By Chris Enyinnaya  
The word Biafra has been a taboo to successive governments in Nigeria simply because Republic of Biafra was defeated by a coalition of Nigerian Armed Forces and forces deployed by Organisation of African Unity (OAU) to join them in 1970. The first thing the government of General Yakubu Gowon did was to outlaw the word Biafra, and gazetted it; which is why any mention of Biafra got any Nigerian government angry. Yet, the Igbo cannot do away with the word Biafra. Why? Biafra is a spirit. You can kill the body but not the spirit. That is why the word Biafra keeps recurring like a decimal. To the true Igbo man, Biafra means freedom from operation in this country called Nigeria. The Igbo man feels, and events seem to justify it, that he is oppressed in Nigeria nation.

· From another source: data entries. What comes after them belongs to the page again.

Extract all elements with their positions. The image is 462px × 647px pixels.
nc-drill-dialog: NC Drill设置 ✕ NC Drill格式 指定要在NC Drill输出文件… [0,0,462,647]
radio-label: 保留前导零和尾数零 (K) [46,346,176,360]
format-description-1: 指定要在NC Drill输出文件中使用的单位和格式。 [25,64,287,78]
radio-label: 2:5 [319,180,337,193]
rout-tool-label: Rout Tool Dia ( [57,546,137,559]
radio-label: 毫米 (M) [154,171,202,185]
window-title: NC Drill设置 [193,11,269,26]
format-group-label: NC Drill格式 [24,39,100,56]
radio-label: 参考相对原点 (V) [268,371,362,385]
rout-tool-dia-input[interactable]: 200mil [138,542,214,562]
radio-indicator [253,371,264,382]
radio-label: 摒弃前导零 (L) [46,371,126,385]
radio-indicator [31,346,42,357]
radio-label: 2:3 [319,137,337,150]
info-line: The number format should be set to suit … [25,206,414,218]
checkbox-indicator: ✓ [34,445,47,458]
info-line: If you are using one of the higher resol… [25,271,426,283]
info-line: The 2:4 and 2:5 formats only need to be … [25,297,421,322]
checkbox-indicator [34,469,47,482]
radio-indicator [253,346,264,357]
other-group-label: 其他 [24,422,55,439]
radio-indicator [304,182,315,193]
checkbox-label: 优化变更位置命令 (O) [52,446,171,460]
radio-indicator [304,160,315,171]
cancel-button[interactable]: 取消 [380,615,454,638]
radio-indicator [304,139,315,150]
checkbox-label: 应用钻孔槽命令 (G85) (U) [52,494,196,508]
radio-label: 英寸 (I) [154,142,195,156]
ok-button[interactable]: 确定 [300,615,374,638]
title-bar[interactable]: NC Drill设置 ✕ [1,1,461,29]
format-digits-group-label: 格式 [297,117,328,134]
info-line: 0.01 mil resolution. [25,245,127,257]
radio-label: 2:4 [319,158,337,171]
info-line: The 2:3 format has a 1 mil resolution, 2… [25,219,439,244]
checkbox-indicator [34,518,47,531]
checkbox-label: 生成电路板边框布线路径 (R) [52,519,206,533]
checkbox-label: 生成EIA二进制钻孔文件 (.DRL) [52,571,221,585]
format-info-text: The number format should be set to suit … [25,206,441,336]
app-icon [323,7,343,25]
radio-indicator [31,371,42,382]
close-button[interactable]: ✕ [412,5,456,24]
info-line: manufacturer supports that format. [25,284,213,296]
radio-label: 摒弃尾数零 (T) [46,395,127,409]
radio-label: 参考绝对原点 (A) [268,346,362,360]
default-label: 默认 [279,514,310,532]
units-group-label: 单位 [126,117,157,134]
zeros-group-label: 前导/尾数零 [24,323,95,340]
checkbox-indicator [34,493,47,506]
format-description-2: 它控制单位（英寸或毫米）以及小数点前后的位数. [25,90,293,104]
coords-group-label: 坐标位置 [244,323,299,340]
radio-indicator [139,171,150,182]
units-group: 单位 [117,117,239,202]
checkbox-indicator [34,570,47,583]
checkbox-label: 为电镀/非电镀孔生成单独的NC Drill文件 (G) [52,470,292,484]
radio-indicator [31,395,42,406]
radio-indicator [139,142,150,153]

The Igbo man believes in fairness and level playing ground in a competitive environment. Like all competitions, it is winner takes all. The corollary is that the Igbo man believes in merit-driven, just and egalitarian society. Nigeria is not providing the Igbo man the platform to freely express himself.
When the University of Nigeria Nsukka (UNN) was established by the Dr. Nnamdi Azikiwe-led Eastern Nigerian government in 1960, it was widely criticised as a glorified secondary school when compared to the University College Ibadan, which was actually University of London, Ibadan Campus which was established in 1948. UNN was awarding her own certificates to pioneer graduates in 1963, when University of Ibadan, established was still awarding the certificate of University of London.
Because the Nigerian nation is denying Igbo man merit in the scheme of things, and in the right sense of the word, Igbo man feels short-changed with Federal Government policies like federal character, state of origin, catchment area, and equality of states principle applied in admission to Federal Government owned secondary schools and tertiary institutions. That was why my daughter, born in Lagos and classified as an indigene of Abia State with a higher cut off mark than Lagos State (72% post JAMB) was denied admission to read Economics at the University of Lagos whereas her classmate from Ogun State that scored 65% was offered admission.
 The irony here is that my daughter was born in Lagos like her classmate. But when it comes to admission to Federal government college or university, she is classed as indigene of Abia State where my father comes from, and get knocked out by higher Abia cut-off mark being classed as an educationally advantaged state instead of Lagos State which at the time was lower.